Andante schrieb:Warum sind so viele Leute bereit, diese Story zu glauben? Steckt da bei älteren Leuten der gute alte Antiamerikanismus der 70er Jahre dahinter? Oder der heutige Ant-Trumpismus, obwohl Söring zu einer Zeit verurteilt wurde, als Trump noch nicht am Horizont zu sehen war? Steht Söring also als Symbolfigur für irgendwas? Weckt er mit seiner mentalen Jünglingshaftigkeit speziell bei Damen mütterliche Gefühle? Also: Warum hat er derart viele Gefolgsleute?
Ich kann es mir nicht anders erklären. Dazu kommt, dass man heutzutage offenbar eh willens ist, einen Justizskandal überall dort zu wittern, wo der lediglich in der allmy-Universität ausgebildete Hobbyjurist einen sieht, das haben wir ja schon öfter gesehen. Kann man nun noch dem eh unterlegenen amerikanischen Justizsystem einen solchen "nachweisen," ist das Weltbild in Ordnung.
synthia schrieb:In Deutschland zum Beispiel, landet eine Ermittlungsakte am Schluss aller Ermittlungen beim Beschuldigten. In den USA ist das nicht so.
Das stimmt nicht. Siehe hier:
Venice2009 schrieb:was du behauptest ist falsch. Die Staatwanwaltschaft in den USA muss der Verteidigung ebenfalls alles zur Verfügung stellen, z. B. die Ermittlungsergebnisse offen legen. Sie darf nicht einfach entlastende Beweise einbehalten. Oder was auch immer du denkst, was mit diesen passiert.
Und was Beweisanträge angeht, so ist in den USA genau wie in Deutschland in "letzter Instanz" das Gericht zuständig, nicht die Staatsanwaltschaft. Soerings Verteidigung hatte das Recht, was auch immer vor Gericht zu bringen, sofern es den Regeln der Strafprozessordnung entspricht. Und da gibt es freilich Einschränkungen, denn niemand hat ein Interesse, stundenlang "Zeugen" zu hören, die "nachweisen können," dass genau zum Tatzeitpunkt ein ausserirdisches Raumschiff über dem Tatort gesichtet wurde.... um das mal überspitzt zu sagen. Beide Seiten, Anklage und Verteidigung, dürfen nur einbringen, was für den Prozess, also für die im Verfahren aufgeworfenen Fragen relevant ist. Darüber entscheidet das Gericht.

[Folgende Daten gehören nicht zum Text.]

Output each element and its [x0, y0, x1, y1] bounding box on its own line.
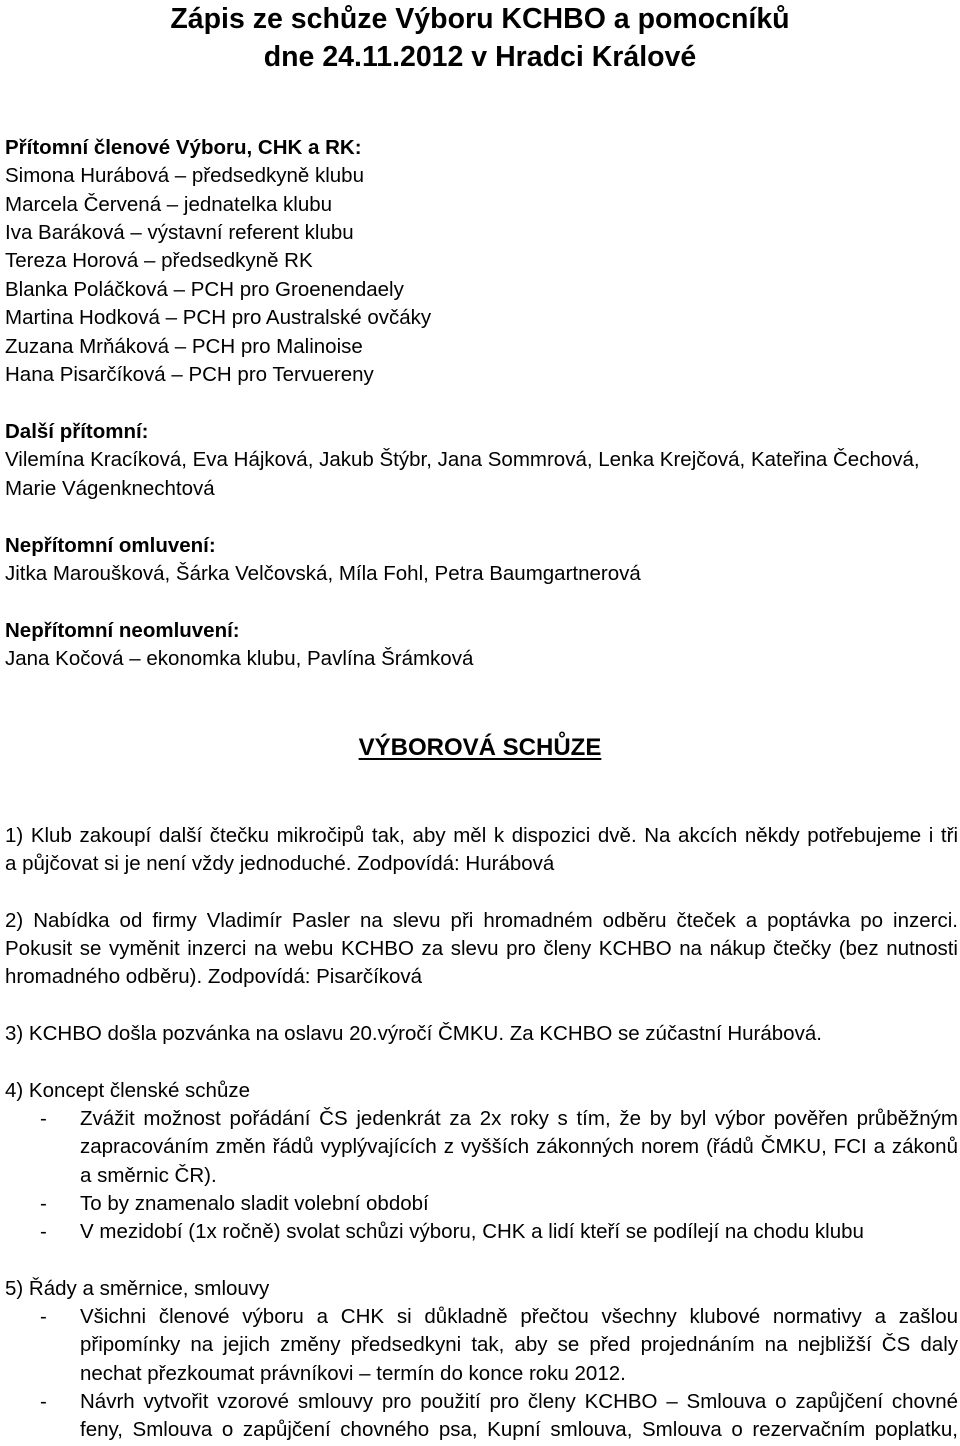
agenda-point — [5, 907, 958, 992]
absent-unexcused-line: Jana Kočová – ekonomka klubu, Pavlína Šrámková — [5, 647, 474, 671]
agenda-point-line: 3) KCHBO došla pozvánka na oslavu 20.výročí ČMKU. Za KCHBO se zúčastní Hurábová. — [5, 1021, 822, 1045]
present-member-item: Martina Hodková – PCH pro Australské ovčáky — [5, 306, 432, 330]
bullet-marker: - — [40, 1305, 47, 1329]
bullet-marker: - — [40, 1192, 47, 1216]
absent-excused-section — [5, 532, 958, 589]
absent-unexcused-section — [5, 617, 958, 674]
agenda-bullet-line: zapracováním změn řádů vyplývajících z vyšších zákonných norem (řádů ČMKU, FCI a zákonů — [80, 1135, 958, 1159]
present-member-item: Iva Baráková – výstavní referent klubu — [5, 220, 354, 244]
agenda-bullet-line: Návrh vytvořit vzorové smlouvy pro použití pro členy KCHBO – Smlouva o zapůjčení chovné — [80, 1390, 958, 1414]
document-title-line: Zápis ze schůze Výboru KCHBO a pomocníků — [170, 3, 790, 35]
present-members-heading: Přítomní členové Výboru, CHK a RK: — [5, 135, 362, 159]
agenda-point-heading: 4) Koncept členské schůze — [5, 1078, 250, 1102]
agenda-bullet-line: feny, Smlouva o zapůjčení chovného psa, Kupní smlouva, Smlouva o rezervačním poplatku, — [80, 1418, 958, 1442]
meeting-heading-text: VÝBOROVÁ SCHŮZE — [358, 734, 602, 761]
bullet-marker: - — [40, 1107, 47, 1131]
agenda-bullet-line: V mezidobí (1x ročně) svolat schůzi výboru, CHK a lidí kteří se podílejí na chodu klubu — [80, 1220, 864, 1244]
agenda-bullet — [5, 1388, 958, 1445]
agenda-bullet-line: Všichni členové výboru a CHK si důkladně přečtou všechny klubové normativy a zašlou — [80, 1305, 958, 1329]
absent-unexcused-heading: Nepřítomní neomluvení: — [5, 618, 240, 642]
agenda-point — [5, 1077, 958, 1247]
present-member-item: Blanka Poláčková – PCH pro Groenendaely — [5, 277, 404, 301]
document-date-line: dne 24.11.2012 v Hradci Králové — [263, 41, 697, 73]
agenda-bullet — [5, 1218, 958, 1246]
agenda-point-line: a půjčovat si je není vždy jednoduché. Zodpovídá: Hurábová — [5, 852, 555, 876]
absent-excused-line: Jitka Maroušková, Šárka Velčovská, Míla Fohl, Petra Baumgartnerová — [5, 562, 641, 586]
agenda-point-line: 2) Nabídka od firmy Vladimír Pasler na slevu při hromadném odběru čteček a poptávka po inzerci. — [5, 908, 958, 932]
present-members-section — [5, 134, 958, 390]
agenda-point — [5, 1020, 958, 1048]
agenda-point-line: 1) Klub zakoupí další čtečku mikročipů tak, aby měl k dispozici dvě. Na akcích někdy potřebujeme i tři — [5, 823, 958, 847]
present-member-item: Tereza Horová – předsedkyně RK — [5, 249, 313, 273]
agenda-bullet — [5, 1303, 958, 1388]
document-title — [0, 0, 960, 76]
agenda-point-line: Pokusit se vyměnit inzerci na webu KCHBO za slevu pro členy KCHBO na nákup čtečky (bez nutnosti — [5, 937, 958, 961]
bullet-marker: - — [40, 1220, 47, 1244]
agenda-point-heading: 5) Řády a směrnice, smlouvy — [5, 1276, 270, 1300]
other-attendees-section — [5, 418, 958, 503]
agenda-point — [5, 1275, 958, 1445]
bullet-marker: - — [40, 1390, 47, 1414]
agenda-bullet — [5, 1105, 958, 1190]
agenda-bullet-line: Zvážit možnost pořádání ČS jedenkrát za 2x roky s tím, že by byl výbor pověřen průběžným — [80, 1107, 958, 1131]
agenda-bullet-line: připomínky na jejich změny předsedkyni tak, aby se před projednáním na nejbližší ČS daly — [80, 1333, 958, 1357]
agenda-bullet-line: a směrnic ČR). — [80, 1163, 217, 1187]
present-member-item: Simona Hurábová – předsedkyně klubu — [5, 164, 364, 188]
agenda-point-line: hromadného odběru). Zodpovídá: Pisarčíková — [5, 965, 423, 989]
agenda-point — [5, 822, 958, 879]
other-attendees-line: Vilemína Kracíková, Eva Hájková, Jakub Štýbr, Jana Sommrová, Lenka Krejčová, Kateřina Čechová, — [5, 448, 920, 472]
present-member-item: Marcela Červená – jednatelka klubu — [5, 192, 333, 216]
other-attendees-heading: Další přítomní: — [5, 419, 149, 443]
meeting-heading — [0, 731, 960, 765]
absent-excused-heading: Nepřítomní omluvení: — [5, 533, 216, 557]
agenda-bullet-line: To by znamenalo sladit volební období — [80, 1192, 429, 1216]
present-member-item: Hana Pisarčíková – PCH pro Tervuereny — [5, 362, 374, 386]
other-attendees-line: Marie Vágenknechtová — [5, 476, 215, 500]
agenda-bullet — [5, 1190, 958, 1218]
agenda-bullet-line: nechat přezkoumat právníkovi – termín do konce roku 2012. — [80, 1361, 626, 1385]
present-member-item: Zuzana Mrňáková – PCH pro Malinoise — [5, 334, 363, 358]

Und jenes vielzitierte "Profil" zum Beispiel ist in der Konstellation dieses Verfahrens einfach irrelevant. Und einiges andere auch.
Man kann es nicht oft genug betonen, Soering hatte mannigfaltige Möglichkeiten, irgendwelche juristischen Fehler in seinem Verfahren bei höheren Instanzen anzubringen, und ist damit jedes Mal gescheitert. So klar gescheitert, dass er am Ende ja nicht einmal mehr einen Wiederaufnahmeantrag verfolgt hat, sondern sich auf die politische Schiene konzentriert hat.
Und noch einmal gesagt, das amerikanische und das deutsche Strafjustizsystem sind sich, was die Verfahrensregeln angeht, sehr ähnlich. Anders ist es, wenn es um das Strafmass geht, aber was die "Wahrheitsfindung" durch das Gericht angeht, so stehen beide Seiten, Anklage und Verteidigung, in beiden Systemen mehr oder weniger vor den gleichen Herausforderungen und Regeln. Das hört man zwar nicht gerne, wenn man doch überzeugt ist, dass die amerikansiche Justiz der deutschen nicht das Wasser reichen kann, aber wer sich wirklich damit auskennt, der weiss das.
Daher kann man auch noch einmal den Kollegen hier zitieren, der neulich erst meinte, dass auch er davon ausgeht, dass Soering unter den gleichen Umständen wahrscheinlich auch in Deutschland verurteilt worden wäre. Das ist von Anfang an ja auch meine Meinung gewesen. Das Problem Soerings ist und war, dass er weder auf der formaljuristischen Ebene des Verfahrens noch auf der faktischen Ebene der Indizien irgendwo ein plausibles Argument für seine Unschuld hat. Und genau das hat die Justiz in all den Instanzen bestätigt.